Gerry had phoned the Scotsman newspaper and told them that The Border Clan had blown a pylon at Wamphray. He had started his report to the Scotsman with the words which would become their code signal;  "Listen very carefully". There was no report in the papers, so they got in touch with David Sharkey and he drove them the next night to see what had happened,  if anything. Sharkey dropped them off and waited until Don And Gerry had inspected the pylon. It was blown; the bomb had worked. There was only one thing wrong. Sharkey had talked and half the Craigton Commandos turned up to join in the fun. 

It had worked. Quod erat demonstrandum. The advice of the Glasgow pensioners was good advice. Within a week of the start of her fast and two days after the Wamphray bomb it was announced in the Commons that a Green Paper would be produced.  A week had achieved what years of talk had not.  It was banner headlines again and the news was spread all over the world. The media did their usual wonderful job. Scotland was on the march to Home Rule. The English establishment and their Scotch manques were on the run, panicking. 

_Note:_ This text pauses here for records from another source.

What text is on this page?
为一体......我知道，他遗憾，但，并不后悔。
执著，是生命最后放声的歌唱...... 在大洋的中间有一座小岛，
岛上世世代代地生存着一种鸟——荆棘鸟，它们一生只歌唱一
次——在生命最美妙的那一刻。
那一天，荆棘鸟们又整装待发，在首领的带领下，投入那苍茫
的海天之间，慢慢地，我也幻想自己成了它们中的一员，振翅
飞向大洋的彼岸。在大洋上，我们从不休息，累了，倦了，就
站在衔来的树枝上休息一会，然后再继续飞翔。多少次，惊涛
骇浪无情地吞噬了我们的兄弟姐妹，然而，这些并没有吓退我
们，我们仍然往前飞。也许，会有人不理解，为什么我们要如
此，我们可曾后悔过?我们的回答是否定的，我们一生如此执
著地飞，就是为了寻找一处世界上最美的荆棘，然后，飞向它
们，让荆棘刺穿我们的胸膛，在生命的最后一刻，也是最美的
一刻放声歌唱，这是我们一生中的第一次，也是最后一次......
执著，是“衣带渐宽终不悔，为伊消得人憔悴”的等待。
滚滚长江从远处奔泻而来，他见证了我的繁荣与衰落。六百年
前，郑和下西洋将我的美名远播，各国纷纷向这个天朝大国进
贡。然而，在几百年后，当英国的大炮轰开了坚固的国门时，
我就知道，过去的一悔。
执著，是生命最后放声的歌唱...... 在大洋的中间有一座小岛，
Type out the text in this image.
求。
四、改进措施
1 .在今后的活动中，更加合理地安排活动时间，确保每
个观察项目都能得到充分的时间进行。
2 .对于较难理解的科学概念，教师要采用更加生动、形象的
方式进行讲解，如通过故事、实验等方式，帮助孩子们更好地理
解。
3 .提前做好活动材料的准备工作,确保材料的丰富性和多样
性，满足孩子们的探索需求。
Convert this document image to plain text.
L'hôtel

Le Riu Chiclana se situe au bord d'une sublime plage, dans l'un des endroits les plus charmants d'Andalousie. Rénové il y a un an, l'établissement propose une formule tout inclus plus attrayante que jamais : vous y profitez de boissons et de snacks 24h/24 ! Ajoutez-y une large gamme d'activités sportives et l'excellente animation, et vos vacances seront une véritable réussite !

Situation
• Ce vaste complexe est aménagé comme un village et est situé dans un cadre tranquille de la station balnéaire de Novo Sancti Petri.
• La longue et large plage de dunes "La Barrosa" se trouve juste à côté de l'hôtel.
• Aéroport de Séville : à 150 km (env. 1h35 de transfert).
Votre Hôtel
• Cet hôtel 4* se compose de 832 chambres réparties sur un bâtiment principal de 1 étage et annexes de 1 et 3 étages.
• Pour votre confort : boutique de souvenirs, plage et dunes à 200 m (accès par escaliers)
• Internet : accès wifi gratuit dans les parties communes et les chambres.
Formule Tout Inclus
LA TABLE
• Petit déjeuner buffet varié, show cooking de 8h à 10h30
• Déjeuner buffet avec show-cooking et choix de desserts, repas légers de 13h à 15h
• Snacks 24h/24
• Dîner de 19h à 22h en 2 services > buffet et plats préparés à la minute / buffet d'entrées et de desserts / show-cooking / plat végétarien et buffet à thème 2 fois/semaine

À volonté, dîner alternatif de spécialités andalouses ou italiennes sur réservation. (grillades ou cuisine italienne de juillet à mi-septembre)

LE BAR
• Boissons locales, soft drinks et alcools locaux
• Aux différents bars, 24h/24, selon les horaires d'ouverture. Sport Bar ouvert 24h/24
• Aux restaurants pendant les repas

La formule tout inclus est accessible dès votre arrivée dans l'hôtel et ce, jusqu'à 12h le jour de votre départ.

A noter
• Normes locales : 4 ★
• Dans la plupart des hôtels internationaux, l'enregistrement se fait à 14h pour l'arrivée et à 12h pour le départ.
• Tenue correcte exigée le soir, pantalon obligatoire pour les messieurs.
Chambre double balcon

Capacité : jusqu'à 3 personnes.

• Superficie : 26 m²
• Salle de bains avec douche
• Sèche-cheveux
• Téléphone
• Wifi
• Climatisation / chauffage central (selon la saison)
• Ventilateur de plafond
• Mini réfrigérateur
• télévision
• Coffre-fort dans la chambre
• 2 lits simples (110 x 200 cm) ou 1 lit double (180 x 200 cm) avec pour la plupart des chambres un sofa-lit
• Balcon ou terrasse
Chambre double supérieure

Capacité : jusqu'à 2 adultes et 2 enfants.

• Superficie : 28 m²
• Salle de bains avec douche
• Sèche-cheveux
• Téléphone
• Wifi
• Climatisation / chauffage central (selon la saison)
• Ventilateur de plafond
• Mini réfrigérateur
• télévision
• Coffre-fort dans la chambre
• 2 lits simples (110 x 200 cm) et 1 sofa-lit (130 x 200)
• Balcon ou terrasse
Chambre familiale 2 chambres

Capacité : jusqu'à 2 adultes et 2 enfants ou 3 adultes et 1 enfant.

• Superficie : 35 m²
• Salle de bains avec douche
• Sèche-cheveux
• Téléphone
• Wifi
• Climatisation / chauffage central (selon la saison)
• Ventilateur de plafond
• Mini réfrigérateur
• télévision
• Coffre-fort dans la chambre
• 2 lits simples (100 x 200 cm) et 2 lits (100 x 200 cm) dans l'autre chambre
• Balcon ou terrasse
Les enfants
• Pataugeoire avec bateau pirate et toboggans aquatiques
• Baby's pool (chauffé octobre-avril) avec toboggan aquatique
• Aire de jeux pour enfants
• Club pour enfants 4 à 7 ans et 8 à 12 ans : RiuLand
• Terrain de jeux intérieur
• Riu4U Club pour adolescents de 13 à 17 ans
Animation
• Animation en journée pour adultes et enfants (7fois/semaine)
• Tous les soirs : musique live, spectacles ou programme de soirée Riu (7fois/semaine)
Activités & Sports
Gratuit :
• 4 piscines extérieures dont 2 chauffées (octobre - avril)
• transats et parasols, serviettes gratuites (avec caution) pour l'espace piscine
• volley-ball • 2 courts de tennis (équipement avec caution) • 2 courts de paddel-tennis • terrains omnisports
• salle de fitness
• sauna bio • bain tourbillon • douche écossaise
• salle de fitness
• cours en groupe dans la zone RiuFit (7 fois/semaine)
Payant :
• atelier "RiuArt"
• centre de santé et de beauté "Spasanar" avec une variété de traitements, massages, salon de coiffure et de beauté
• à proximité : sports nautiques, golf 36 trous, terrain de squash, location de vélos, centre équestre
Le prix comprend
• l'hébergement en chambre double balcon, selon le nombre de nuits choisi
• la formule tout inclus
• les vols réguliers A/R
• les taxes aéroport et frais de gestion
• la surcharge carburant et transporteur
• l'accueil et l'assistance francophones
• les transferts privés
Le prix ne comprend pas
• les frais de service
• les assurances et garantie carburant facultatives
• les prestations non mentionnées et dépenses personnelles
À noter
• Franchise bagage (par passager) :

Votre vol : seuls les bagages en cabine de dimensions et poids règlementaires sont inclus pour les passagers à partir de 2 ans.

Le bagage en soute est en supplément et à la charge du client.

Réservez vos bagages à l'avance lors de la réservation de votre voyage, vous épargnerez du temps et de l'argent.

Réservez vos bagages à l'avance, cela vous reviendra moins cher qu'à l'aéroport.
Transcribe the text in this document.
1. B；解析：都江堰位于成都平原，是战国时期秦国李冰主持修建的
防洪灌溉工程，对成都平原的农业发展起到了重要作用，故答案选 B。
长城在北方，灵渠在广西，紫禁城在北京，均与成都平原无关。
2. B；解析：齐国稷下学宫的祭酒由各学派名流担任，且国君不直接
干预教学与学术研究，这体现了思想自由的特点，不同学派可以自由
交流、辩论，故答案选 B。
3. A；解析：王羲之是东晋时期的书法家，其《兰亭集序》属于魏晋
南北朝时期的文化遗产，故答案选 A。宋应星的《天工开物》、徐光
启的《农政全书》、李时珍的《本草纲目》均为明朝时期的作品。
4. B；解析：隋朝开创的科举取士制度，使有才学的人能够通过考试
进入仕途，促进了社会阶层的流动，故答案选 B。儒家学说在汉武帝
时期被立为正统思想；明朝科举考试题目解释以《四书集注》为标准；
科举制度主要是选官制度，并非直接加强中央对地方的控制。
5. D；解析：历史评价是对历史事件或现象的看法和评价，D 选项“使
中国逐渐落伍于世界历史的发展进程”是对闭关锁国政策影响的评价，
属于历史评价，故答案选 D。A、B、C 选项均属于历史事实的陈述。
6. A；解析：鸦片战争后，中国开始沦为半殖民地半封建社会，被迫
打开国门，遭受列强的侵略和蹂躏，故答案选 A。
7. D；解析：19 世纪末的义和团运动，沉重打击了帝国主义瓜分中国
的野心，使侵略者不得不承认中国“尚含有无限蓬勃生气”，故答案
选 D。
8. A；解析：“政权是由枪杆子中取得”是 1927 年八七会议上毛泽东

Don and Gerry took stock. Everything had gone like clockwork. Inventing the detonator had delayed them for two days. Even although the pylon had only been damaged, it had been sufficient. One bang in pouring rain in the Scottish borders in the wee sma oors had been "heard" loud and clear in the security of the House of Commons 400 miles to the South. They were jumping like only scared people jump. Fear is the key.  They had gone back to Wamphray to see what had happened. There had been no report in the papers, so they thought that perhaps nothing had worked and were frightened that someone coming on it during the day might get hurt. They never repeated this potentially dangerous thing of returning to the scene of the crime. The next day a gamekeeper discovered the blast. Gerry phoned The Scotsman and told them it had been done for Wendy Wood by The Border Clan. After years of threats and inertia it was all starting to happen. Don and Gerry made notes. No-one suggested that the 100 Organization and The Border Clan were even connected. Two small bombs had got a Green Paper;  saved the life of Wendy Wood;  saved Scotland's honour, such as it was, and started another myth, The Border Clan;  they had made a contribution to the reduction of electricity costs;  they had invented the three legged electricity pylon;  and generally had set the heather on fire all over the world. If two bombs in one night equalled all this, what about some more equations? Could a sustained bombing campaign get-Home Rule? The English and their manques were running scared. With all their power, police the law, the army, they didn't want to know about it. Another I. R. A. and this time right on their doorstep? And North Sea oil looming up. The pipeline had not yet been started.  The S. N. P. made all the correct noises;  tut tut tut, what were things coming to;  this wasn't English politics, tartan ribbons notwithstanding. Another thought occurred to Don and Gerry. In 1971, a huge explosion had shaken Edinburgh castle in the middle of a Festival performance. Miraculously there were no casualties,  the culprits were never caught and the story, unlike the Wallace Sword saga,  had died a death. But that's another story for another chapter. It was December 1972 and if anyone thought that 1973 was going to be just another ordinary year, they were in for a bit of a shock.  The shit was about to hit the fan.